His medical practice was founded on creating what he called a “surgical cure[s]” for patients who lacked “Anglo-Saxon” features; through this basis, he wrote about the hierarchy of noses. He claimed that the nose of Roman descent was a sign of executiveness, a nose from Greek descent as a sign of “refinement,” the Jewish nose was a“sign of weakness” and the Irish nose was “pug-like” and lacking development.
Similarly, a heavily anti-Semitic political backdrop enabled surgeon Jakob Lewin Joseph to establish a medical career as “Nasen-Josef” (nose-Joseph) to “conceal [the] origins” of his predominantly Jewish clientele.
In her 2006 article “Hey girl, am I more than my hair,” the director of American and Diaspora Studies at the University of Wyoming, Tracey Patton, writes that in American history, “Black women who were lighter-skinned and had features that were associated with mixed progeny … of White/European facial features tended to be house slaves and those Black women with darker skin hues, kinky hair and broader facial features tended to be field slaves.” In addition, “emulating white hairstyles,” generally by wearing hair straight, was associated with “free-person status.”
Yet, despite the fact that slavery is very much abolished and that Jews are not as actively socially persecuted as before, these beauty standards are still intact.
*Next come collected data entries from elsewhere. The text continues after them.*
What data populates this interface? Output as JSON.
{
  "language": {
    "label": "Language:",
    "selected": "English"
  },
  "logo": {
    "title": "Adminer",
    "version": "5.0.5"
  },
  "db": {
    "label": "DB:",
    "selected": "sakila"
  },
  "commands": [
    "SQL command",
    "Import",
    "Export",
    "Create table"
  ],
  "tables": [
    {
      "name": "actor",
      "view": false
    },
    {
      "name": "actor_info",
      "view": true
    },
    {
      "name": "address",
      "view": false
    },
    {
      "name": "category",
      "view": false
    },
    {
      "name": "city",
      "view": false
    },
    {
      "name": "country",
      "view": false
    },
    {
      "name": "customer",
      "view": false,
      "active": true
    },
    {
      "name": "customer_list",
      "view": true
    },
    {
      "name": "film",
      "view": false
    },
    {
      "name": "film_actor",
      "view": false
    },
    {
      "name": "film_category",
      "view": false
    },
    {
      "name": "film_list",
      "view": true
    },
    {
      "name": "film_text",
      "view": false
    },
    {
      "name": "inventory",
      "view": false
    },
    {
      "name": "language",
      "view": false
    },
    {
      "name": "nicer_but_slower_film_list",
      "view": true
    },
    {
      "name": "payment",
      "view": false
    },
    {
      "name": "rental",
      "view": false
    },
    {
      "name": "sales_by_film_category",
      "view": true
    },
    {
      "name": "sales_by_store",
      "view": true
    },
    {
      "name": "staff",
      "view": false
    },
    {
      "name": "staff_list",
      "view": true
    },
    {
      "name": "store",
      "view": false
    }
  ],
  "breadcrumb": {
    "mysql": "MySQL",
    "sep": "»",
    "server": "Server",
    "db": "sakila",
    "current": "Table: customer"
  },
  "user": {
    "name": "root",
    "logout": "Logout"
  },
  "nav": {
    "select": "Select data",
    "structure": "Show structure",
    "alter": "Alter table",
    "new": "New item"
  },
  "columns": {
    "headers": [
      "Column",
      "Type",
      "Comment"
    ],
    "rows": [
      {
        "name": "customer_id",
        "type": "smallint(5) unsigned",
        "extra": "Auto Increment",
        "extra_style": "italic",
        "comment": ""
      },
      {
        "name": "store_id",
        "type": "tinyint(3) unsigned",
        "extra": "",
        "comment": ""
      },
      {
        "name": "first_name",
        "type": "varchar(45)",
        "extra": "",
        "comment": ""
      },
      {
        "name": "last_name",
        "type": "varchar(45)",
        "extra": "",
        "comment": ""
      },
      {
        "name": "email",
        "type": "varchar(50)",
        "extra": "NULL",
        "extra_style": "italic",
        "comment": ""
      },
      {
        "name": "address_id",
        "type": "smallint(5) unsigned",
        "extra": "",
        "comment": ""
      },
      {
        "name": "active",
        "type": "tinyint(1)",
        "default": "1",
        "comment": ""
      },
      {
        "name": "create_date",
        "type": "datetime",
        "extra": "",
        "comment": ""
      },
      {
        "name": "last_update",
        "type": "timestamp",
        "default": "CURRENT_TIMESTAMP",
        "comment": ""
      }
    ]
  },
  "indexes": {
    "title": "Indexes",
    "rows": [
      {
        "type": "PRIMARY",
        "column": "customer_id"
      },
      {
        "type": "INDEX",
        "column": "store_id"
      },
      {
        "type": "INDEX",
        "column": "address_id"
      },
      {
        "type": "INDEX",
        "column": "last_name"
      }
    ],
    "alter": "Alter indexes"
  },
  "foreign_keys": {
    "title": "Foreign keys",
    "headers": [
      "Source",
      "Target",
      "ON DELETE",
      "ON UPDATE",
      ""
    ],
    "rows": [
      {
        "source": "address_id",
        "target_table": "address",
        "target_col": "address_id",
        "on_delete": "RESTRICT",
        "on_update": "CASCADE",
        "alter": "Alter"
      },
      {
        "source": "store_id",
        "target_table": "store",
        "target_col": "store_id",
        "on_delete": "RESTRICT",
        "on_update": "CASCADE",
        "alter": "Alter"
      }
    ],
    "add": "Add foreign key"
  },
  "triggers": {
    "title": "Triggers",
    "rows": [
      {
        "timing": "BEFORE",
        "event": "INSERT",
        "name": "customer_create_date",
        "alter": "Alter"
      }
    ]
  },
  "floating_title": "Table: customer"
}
This modern, subtle form of subjugation based on the merit of beauty has real, social implications. These beauty standards create privilege if properly pursued, and bias if they are ignored or rejected.
So where does that leave us today? In a society where racial profiling occurs regularly, Anglo-centric beauty does not just target issues of vanity, but of social well-being and opportunities. In other words, a “Caucasian-looking” Hispanic is likely receiving better social treatment than a dark-skinned, “visibly Hispanic” individual. The same applies to other races.
With regard to the widespread bodily dissatisfaction of youth, particularly young women, what does it say when this dissatisfaction is based not just on an “unachievable” standard promoted by Photoshop, but on racism? What does it mean when feel-good-love-yourself campaigns, such as the Dove Beauty commercials, insist that everyone is beautiful, but spend the majority of
footage telling this to regular-to-thin Caucasian women? Until the “unachievable beauty standards” are redefined as a racial issue, plastic surgery will continue to show racial disparities. Young girls everywhere will feel dissatisfied with their bodies and racism will continue to be ignored in yet another facet of life.